Test Case Shrinking Wiki

Overview

Test case shrinking is a verification technique for reducing generated instruction sequences into smaller counterexamples or minimal tests while preserving the behavior needed to demonstrate a bug. In the supplied RISC-V CPU verification evidence, shrinking appears in two closely related forms: TestRIG uses direct instruction injection to make shrinking instruction sequences, including sequences with branches, straightforward; Symbolic QED is described as generating minimal tests for verification, including post-silicon verification, using a formal model of the pipeline.

Use in TestRIG

TestRIG is a randomized RISC-V CPU testing ecosystem based on RVFI-DII instrumentation and direct instruction injection. The evidence states that instruction injection “allows straightforward shrinking of sequences with branches.” This is significant because branches can otherwise make instruction-stream reduction difficult: removing or changing instructions may alter control flow and invalidate the failing behavior.

TestRIG examples also show shrink-control annotations in reduced counterexamples.

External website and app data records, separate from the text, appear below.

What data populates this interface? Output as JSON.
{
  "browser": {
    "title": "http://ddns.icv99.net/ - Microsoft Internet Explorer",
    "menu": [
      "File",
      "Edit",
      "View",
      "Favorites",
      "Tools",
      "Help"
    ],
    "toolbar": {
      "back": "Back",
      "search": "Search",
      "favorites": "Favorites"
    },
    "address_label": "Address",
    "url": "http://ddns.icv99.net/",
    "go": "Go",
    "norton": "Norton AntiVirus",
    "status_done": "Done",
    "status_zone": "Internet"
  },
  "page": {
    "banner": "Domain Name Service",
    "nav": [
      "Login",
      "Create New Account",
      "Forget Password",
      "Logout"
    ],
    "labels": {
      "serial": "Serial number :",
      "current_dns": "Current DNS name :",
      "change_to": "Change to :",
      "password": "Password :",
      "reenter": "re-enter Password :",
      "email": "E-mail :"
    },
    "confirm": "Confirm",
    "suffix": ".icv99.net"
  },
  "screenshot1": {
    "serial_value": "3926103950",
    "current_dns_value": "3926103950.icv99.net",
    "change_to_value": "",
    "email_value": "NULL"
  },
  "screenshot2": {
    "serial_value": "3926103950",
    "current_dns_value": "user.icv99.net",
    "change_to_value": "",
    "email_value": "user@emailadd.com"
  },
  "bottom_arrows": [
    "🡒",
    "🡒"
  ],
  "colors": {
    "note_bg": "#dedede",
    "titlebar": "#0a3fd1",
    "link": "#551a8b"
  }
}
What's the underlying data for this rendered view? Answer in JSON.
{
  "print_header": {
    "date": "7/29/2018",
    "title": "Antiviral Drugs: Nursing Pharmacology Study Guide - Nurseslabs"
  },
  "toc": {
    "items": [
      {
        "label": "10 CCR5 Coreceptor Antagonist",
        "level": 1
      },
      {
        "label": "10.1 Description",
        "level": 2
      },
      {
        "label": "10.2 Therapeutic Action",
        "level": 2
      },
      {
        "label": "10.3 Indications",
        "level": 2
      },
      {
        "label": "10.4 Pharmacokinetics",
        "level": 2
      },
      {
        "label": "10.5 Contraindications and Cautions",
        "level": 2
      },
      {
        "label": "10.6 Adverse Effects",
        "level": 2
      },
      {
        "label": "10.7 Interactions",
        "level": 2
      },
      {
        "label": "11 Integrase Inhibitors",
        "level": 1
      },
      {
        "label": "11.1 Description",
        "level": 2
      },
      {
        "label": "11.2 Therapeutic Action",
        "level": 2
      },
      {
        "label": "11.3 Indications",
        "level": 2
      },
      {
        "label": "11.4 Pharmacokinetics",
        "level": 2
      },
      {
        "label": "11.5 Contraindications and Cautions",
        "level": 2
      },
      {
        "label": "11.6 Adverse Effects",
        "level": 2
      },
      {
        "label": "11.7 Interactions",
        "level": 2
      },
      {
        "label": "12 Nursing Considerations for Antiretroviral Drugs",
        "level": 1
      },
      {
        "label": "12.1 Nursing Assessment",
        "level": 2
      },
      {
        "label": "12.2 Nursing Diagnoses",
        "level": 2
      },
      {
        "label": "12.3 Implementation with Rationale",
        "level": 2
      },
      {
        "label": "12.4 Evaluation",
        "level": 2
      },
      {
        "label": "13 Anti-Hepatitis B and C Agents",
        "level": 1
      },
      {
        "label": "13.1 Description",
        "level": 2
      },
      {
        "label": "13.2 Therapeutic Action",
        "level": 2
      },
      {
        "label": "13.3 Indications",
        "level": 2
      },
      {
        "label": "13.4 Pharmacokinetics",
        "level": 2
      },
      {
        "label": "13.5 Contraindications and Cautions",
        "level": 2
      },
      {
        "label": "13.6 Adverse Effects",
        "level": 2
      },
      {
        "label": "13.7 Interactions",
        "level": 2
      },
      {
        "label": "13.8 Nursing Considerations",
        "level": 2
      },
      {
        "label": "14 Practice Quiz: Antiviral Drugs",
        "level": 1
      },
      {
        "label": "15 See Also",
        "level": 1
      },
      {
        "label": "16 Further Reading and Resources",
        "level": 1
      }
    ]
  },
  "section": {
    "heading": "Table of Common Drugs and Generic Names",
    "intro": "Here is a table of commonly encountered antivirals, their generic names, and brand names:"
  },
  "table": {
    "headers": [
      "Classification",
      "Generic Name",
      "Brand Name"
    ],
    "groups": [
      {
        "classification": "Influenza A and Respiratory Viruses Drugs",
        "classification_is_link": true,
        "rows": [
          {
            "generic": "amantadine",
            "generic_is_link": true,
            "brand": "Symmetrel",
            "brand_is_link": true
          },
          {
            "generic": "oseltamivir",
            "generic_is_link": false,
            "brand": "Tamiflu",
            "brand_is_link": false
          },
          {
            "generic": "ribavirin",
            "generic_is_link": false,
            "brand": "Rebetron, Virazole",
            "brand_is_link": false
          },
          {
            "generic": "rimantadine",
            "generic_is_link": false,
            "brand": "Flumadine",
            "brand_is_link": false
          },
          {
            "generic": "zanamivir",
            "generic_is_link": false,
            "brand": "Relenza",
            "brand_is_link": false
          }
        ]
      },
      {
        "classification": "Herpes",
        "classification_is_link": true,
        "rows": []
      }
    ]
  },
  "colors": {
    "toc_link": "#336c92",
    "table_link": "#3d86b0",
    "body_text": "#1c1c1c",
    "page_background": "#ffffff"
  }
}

One shrunken counterexample for a CHERI cSetBoundsImmediate vulnerability contains .noshrink, .shrink, and .assert directives. The .noshrink regions preserve setup and deterministic observation state, while the shrinkable region isolates the illegal capability-bounds operation and subsequent load that demonstrates the bug. The evidence explains that .noshrink was required to initialize performance counters so that the final assertion on the L1 cache-miss counter was deterministic.

Example: shrinking a CHERI counterexample

The TestRIG paper gives a shrunken counterexample involving cSetBoundsImmediate. CHERI only allows capability bounds to be reduced, so the instruction is illegal when it attempts to enlarge bounds and should throw an exception. The shrunken sequence nevertheless demonstrated that the capability that would have been produced could be forwarded during a pipeline flush, causing a cache fill and potentially enabling side-channel attacks.

This example illustrates why shrinking is useful in hardware verification: it turns a discovered failure into a compact, interpretable counterexample that separates necessary setup from the minimal failing behavior.

Relationship to minimal-test generation

Symbolic QED is described as another approach that generates minimal tests for verification, including post-silicon verification, using a formal pipeline model. This places it near the same goal as test case shrinking: producing small tests or counterexamples that expose failures with less irrelevant instruction context.

Practical role

Within the supplied evidence, shrinking supports debugging and regression work by making failures easier to understand. TestRIG is reported to find architectural bugs, microarchitectural mistakes such as register-forwarding or pipeline-flush problems, memory mistakes such as cache bugs or memory speculation failures, and unexpected feature interactions. Shrinking helps convert those discoveries into concise counterexamples suitable for analysis.